In FY22, spending on legal fees and content development increased by 8.6X and 6.1X, respectively, to Rs 422 crore and Rs 70 crore. Additionally, ShareChat spent Rs 78.67 crore on platform service fees, communications, distributor support, analytics, and other associated expenses. Finally, compared to FY21, its overall cost increased 2.4X to Rs 3,407 crore from Rs 1,420 crore.
Similar to its costs, ShareChat had a 2.3X increase in yearly losses in FY22, from Rs 1,324 crore to Rs 2,988 crore. During the most recent fiscal year, its cash outflows from operations increased 2.5 times to Rs 2,676 crore. Additionally, during FY21, the business recorded a non-cash charge of Rs 137 crore as a loss on the fair value of CCPS, which was categorized as a liability. This cost was not included by Entrackr when determining overall losses and ratios.

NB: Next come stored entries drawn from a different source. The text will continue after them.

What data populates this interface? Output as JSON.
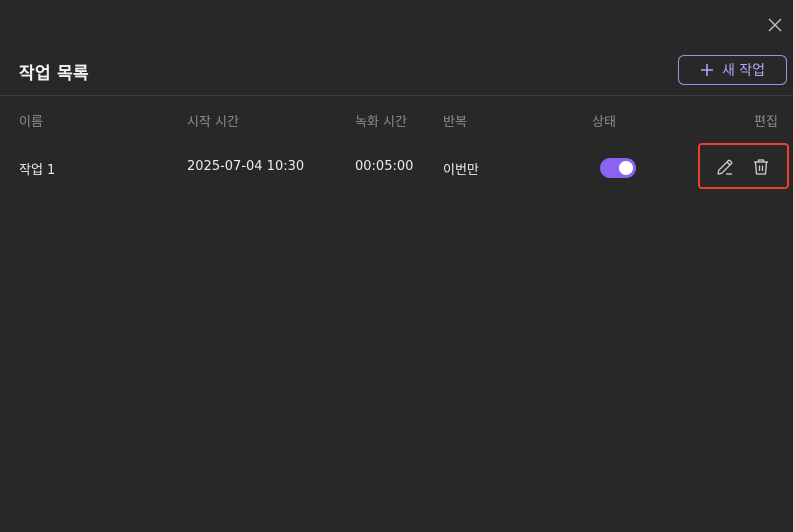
{
  "dialog": {
    "title": "작업 목록",
    "new_button_label": "새 작업",
    "close_icon": "close-icon"
  },
  "table": {
    "headers": {
      "name": "이름",
      "start_time": "시작 시간",
      "record_time": "녹화 시간",
      "repeat": "반복",
      "status": "상태",
      "edit": "편집"
    },
    "rows": [
      {
        "name": "작업 1",
        "start_time": "2025-07-04 10:30",
        "record_time": "00:05:00",
        "repeat": "이번만",
        "status_enabled": true
      }
    ]
  },
  "colors": {
    "accent": "#8a63f0",
    "highlight": "#e8412f",
    "background": "#282828"
  }
}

Due to the more than fourfold increase in scale, EBITDA margin and ROCE increased to -685.82% and -69.35% in FY22, respectively, despite the increase in losses. On a per-unit basis, ShareChat spent Rs 9.82 to earn a rupee during the same time period. Meanwhile, its unpaid losses increased.
The story of ShareChat illustrates the difficulty of creating an Indian platform that is on par with any international platform. With an underdeveloped Indian advertising market, significant investments are necessary. One can understand the financial rationale ShareChat’s investors have for the company given that India is one of the top five markets in the world for popular social media websites and applications. The company needs more than a year of 4.3X sales growth to catch up and enter sustainable terrain, as far as its long-term survival is concerned, as losses or costs are now showing no indications of slowing down.